I love Marceline as a character. She's got an interesting profession that I've rarely seen in books before this one. She's got a consistent characterization and voice. I also adore the awkward romantic "tango" she and Ariadne engage in throughout the course of the book. They like each other, and that's pretty obvious, but Maba doesn't let their romance consume the entire book though they do enunciate that these are two women with clear [and apprehensive] interest in each other. And then the last chapter with them... You can't see it but I'm clutching my chest and sighing wistfully.

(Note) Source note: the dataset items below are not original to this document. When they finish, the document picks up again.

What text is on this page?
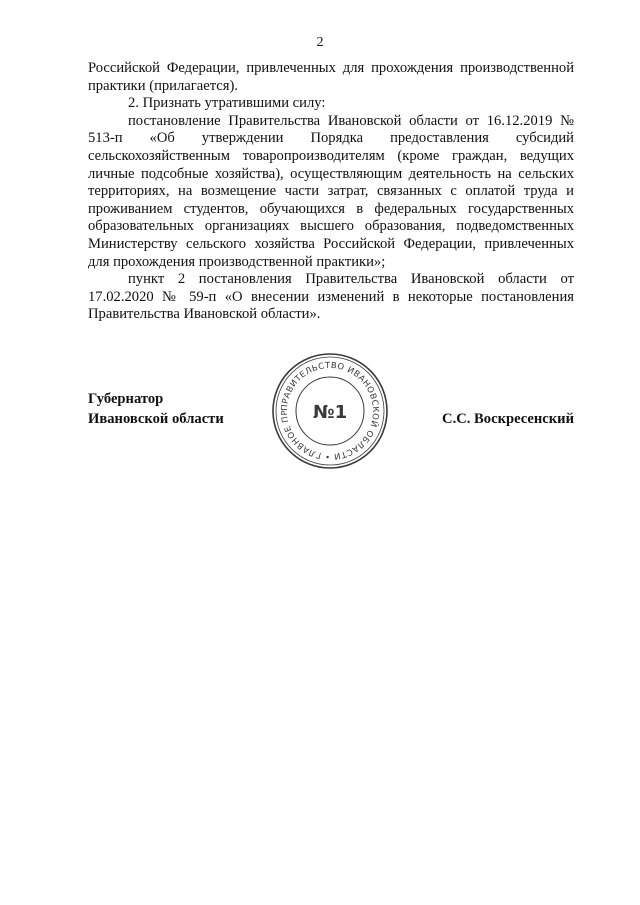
2

Российской Федерации, привлеченных для прохождения производственной практики (прилагается).

2. Признать утратившими силу:

постановление Правительства Ивановской области от 16.12.2019 № 513-п «Об утверждении Порядка предоставления субсидий сельскохозяйственным товаропроизводителям (кроме граждан, ведущих личные подсобные хозяйства), осуществляющим деятельность на сельских территориях, на возмещение части затрат, связанных с оплатой труда и проживанием студентов, обучающихся в федеральных государственных образовательных организациях высшего образования, подведомственных Министерству сельского хозяйства Российской Федерации, привлеченных для прохождения производственной практики»;

пункт 2 постановления Правительства Ивановской области от 17.02.2020 № 59-п «О внесении изменений в некоторые постановления Правительства Ивановской области».

Губернатор
Ивановской области	С.С. Воскресенский
ПРАВИТЕЛЬСТВО ИВАНОВСКОЙ ОБЛАСТИ • ГЛАВНОЕ ПР	№1
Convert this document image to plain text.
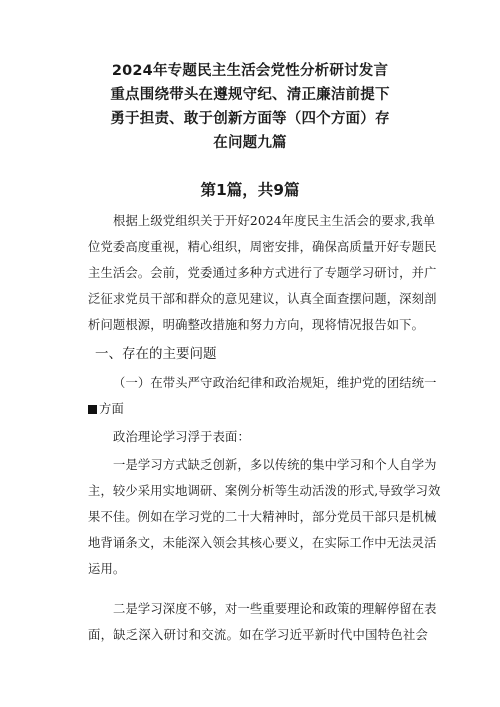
2024年专题民主生活会党性分析研讨发言
重点围绕带头在遵规守纪、清正廉洁前提下
勇于担责、敢于创新方面等（四个方面）存
在问题九篇
第1篇，共9篇
根据上级党组织关于开好2024年度民主生活会的要求,我单
位党委高度重视，精心组织，周密安排，确保高质量开好专题民
主生活会。会前，党委通过多种方式进行了专题学习研讨，并广
泛征求党员干部和群众的意见建议，认真全面查摆问题，深刻剖
析问题根源，明确整改措施和努力方向，现将情况报告如下。
一、存在的主要问题
（一）在带头严守政治纪律和政治规矩，维护党的团结统一
方面
政治理论学习浮于表面：
一是学习方式缺乏创新，多以传统的集中学习和个人自学为
主，较少采用实地调研、案例分析等生动活泼的形式,导致学习效
果不佳。例如在学习党的二十大精神时，部分党员干部只是机械
地背诵条文，未能深入领会其核心要义，在实际工作中无法灵活
运用。
二是学习深度不够，对一些重要理论和政策的理解停留在表
面，缺乏深入研讨和交流。如在学习近平新时代中国特色社会
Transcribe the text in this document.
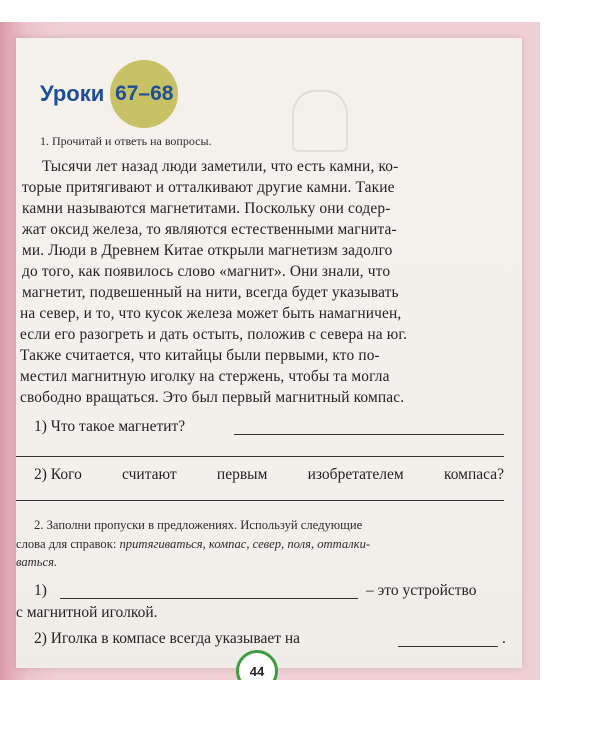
Уроки 67–68
1. Прочитай и ответь на вопросы.
Тысячи лет назад люди заметили, что есть камни, ко-
торые притягивают и отталкивают другие камни. Такие
камни называются магнетитами. Поскольку они содер-
жат оксид железа, то являются естественными магнита-
ми. Люди в Древнем Китае открыли магнетизм задолго
до того, как появилось слово «магнит». Они знали, что
магнетит, подвешенный на нити, всегда будет указывать
на север, и то, что кусок железа может быть намагничен,
если его разогреть и дать остыть, положив с севера на юг.
Также считается, что китайцы были первыми, кто по-
местил магнитную иголку на стержень, чтобы та могла
свободно вращаться. Это был первый магнитный компас.
1) Что такое магнетит?
2) Кого	считают	первым	изобретателем	компаса?
2. Заполни пропуски в предложениях. Используй следующие
слова для справок: притягиваться, компас, север, поля, отталки-
ваться.
1)	– это устройство
с магнитной иголкой.
2) Иголка в компасе всегда указывает на	.
44
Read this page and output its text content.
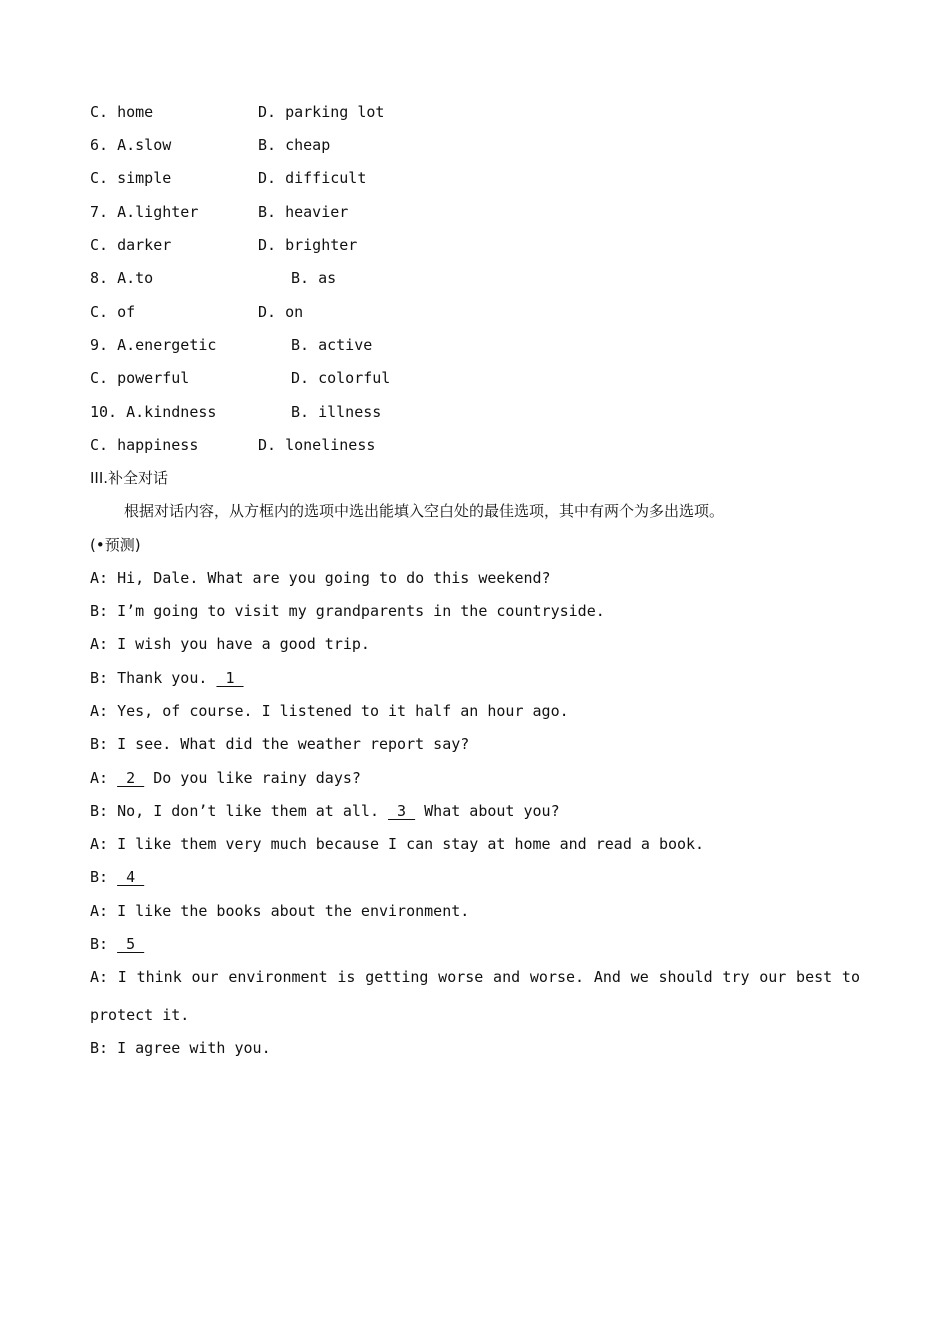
C. home	D. parking lot
6. A.slow	B. cheap
C. simple	D. difficult
7. A.lighter	B. heavier
C. darker	D. brighter
8. A.to	B. as
C. of	D. on
9. A.energetic	B. active
C. powerful	D. colorful
10. A.kindness	B. illness
C. happiness	D. loneliness
III.补全对话
根据对话内容，从方框内的选项中选出能填入空白处的最佳选项，其中有两个为多出选项。
(•预测)
A: Hi, Dale. What are you going to do this weekend?
B: I’m going to visit my grandparents in the countryside.
A: I wish you have a good trip.
B: Thank you.  1
A: Yes, of course. I listened to it half an hour ago.
B: I see. What did the weather report say?
A:  2  Do you like rainy days?
B: No, I don’t like them at all.  3  What about you?
A: I like them very much because I can stay at home and read a book.
B:  4
A: I like the books about the environment.
B:  5
A: I think our environment is getting worse and worse. And we should try our best to
protect it.
B: I agree with you.
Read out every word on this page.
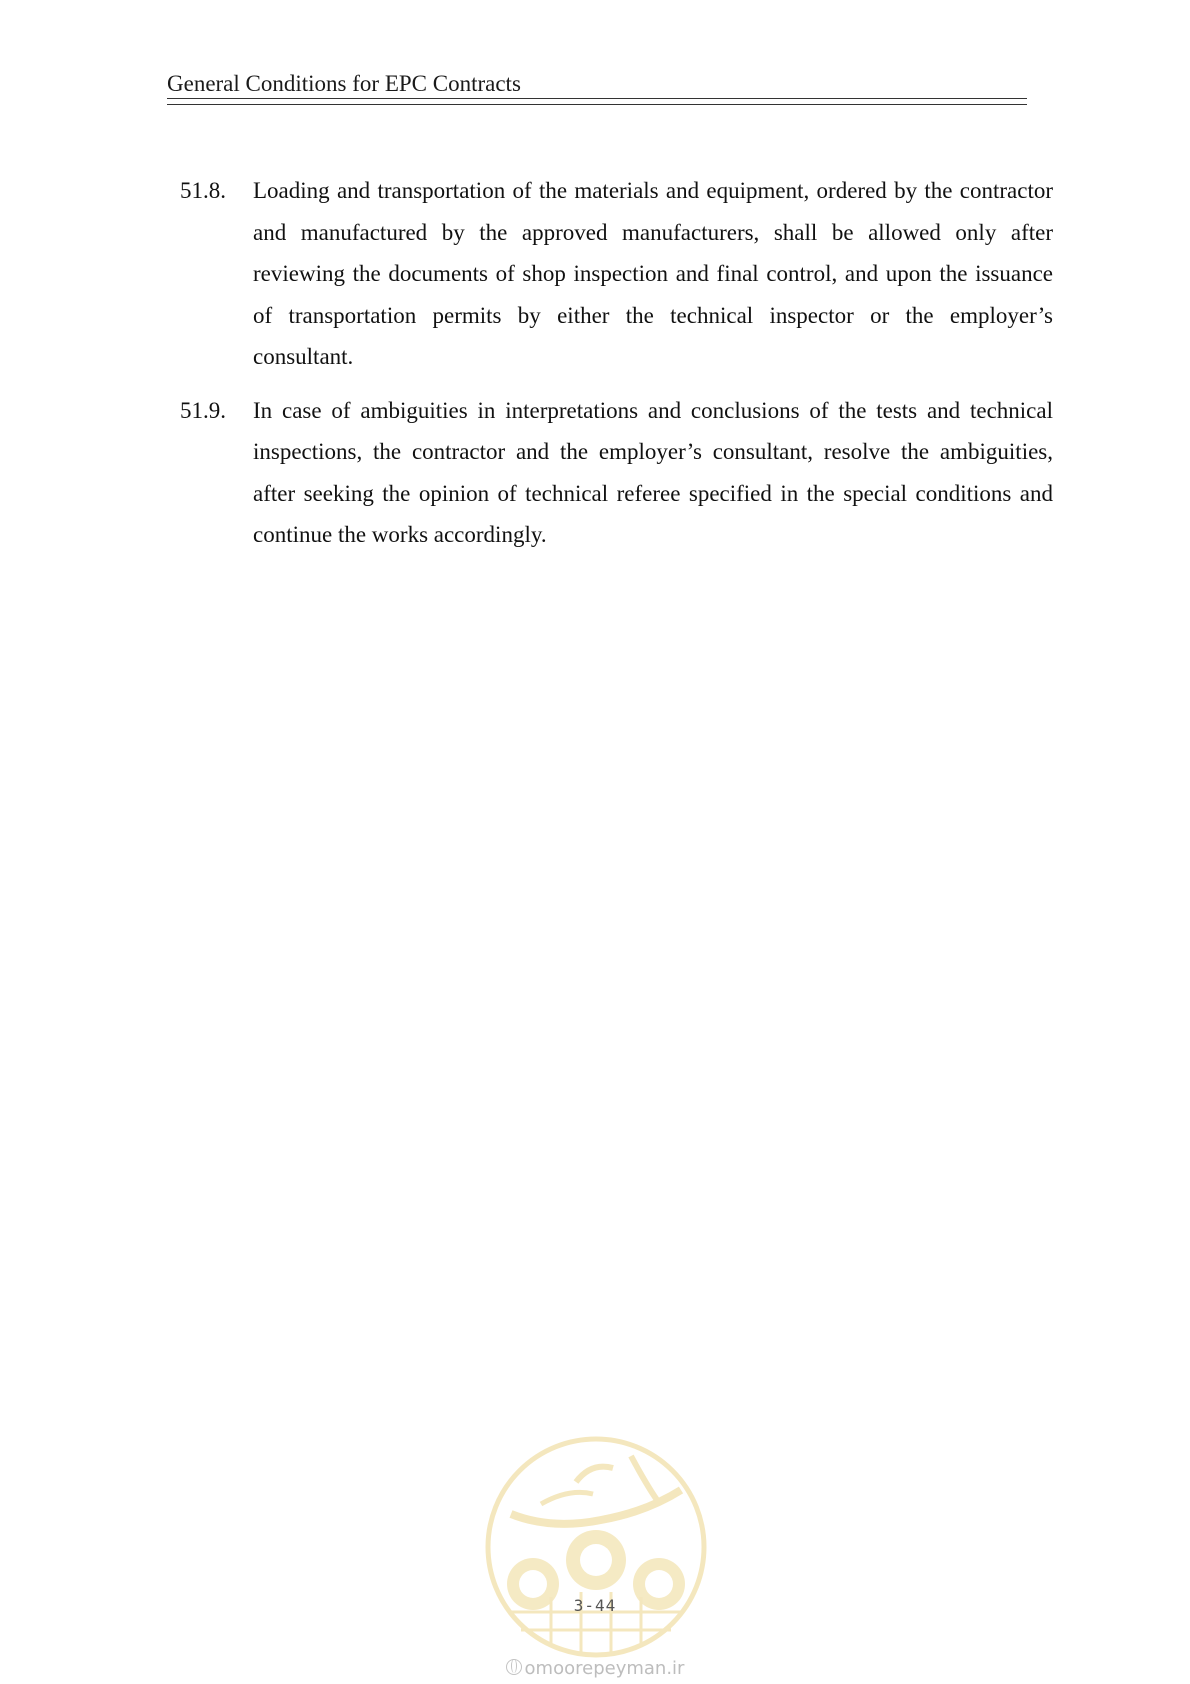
General Conditions for EPC Contracts
51.8.	Loading and transportation of the materials and equipment, ordered by the contractor and manufactured by the approved manufacturers, shall be allowed only after reviewing the documents of shop inspection and final control, and upon the issuance of transportation permits by either the technical inspector or the employer’s consultant.
51.9.	In case of ambiguities in interpretations and conclusions of the tests and technical inspections, the contractor and the employer’s consultant, resolve the ambiguities, after seeking the opinion of technical referee specified in the special conditions and continue the works accordingly.
3-44
omoorepeyman.ir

And also Marceline's tumultuous relationship with her mother. At least, tumultuous because of events in the book. There was a lot of sadness to be felt for them both.

In terms of the world... it's darkly beautiful. Maba nails the Gothic tone down to a T and I must applaud them because it's been a while since I read something that so perfectly captured this sort of setting. This world is dark and brooding and there's so much to it... It was done really well. Also, there are small "easter eggs" throughout about another one of Maba's works, Maelstrom, which, as a reader of Maelstrom, I greatly appreciated. 

And not just the world, but the plot itself. The last couple of chapters, especially, were heart-wrenching.

Maba also writes brilliant fight scenes, highlighted especially in the beginning and the end of the book. The last fight was a nail-biter, I'll say that much.

I will also say that there are a couple of things that could do with fixing. 

In earlier chapters, when Mercy/Marceline goes to the Vale... it's not exactly clear how she returns to the real world. She gets there, sees something spooky, chapter ends... and she's back in the real world and seriously hurt. This happened twice. The first time I read this through, I thought I had just missed something, but I reread a couple of times and it happened again and it's... really jarring. Those are really the only two instances that yanked me out of the book. If this "jolt" is intentional, it needs to be better worked in. I'm not entirely sure how, but it needs to be. Otherwise, laying out what happens between the Vale and Mercy's return better would greatly benefit Maba and the story.

The other thing I will complain about is that... this perhaps parallels Bloodborne too much? I caught on rather quickly, because I am a fan of the game [and now this book], to parallels between Yharnam and the world Maba gives us... but there's a lot of similarities that kept stacking up and I think this book could do with an extra degree of separation between Bloodborne and Catharsis. I want to read Catharsis, not a heavily-edited Bloodborne, know what I mean?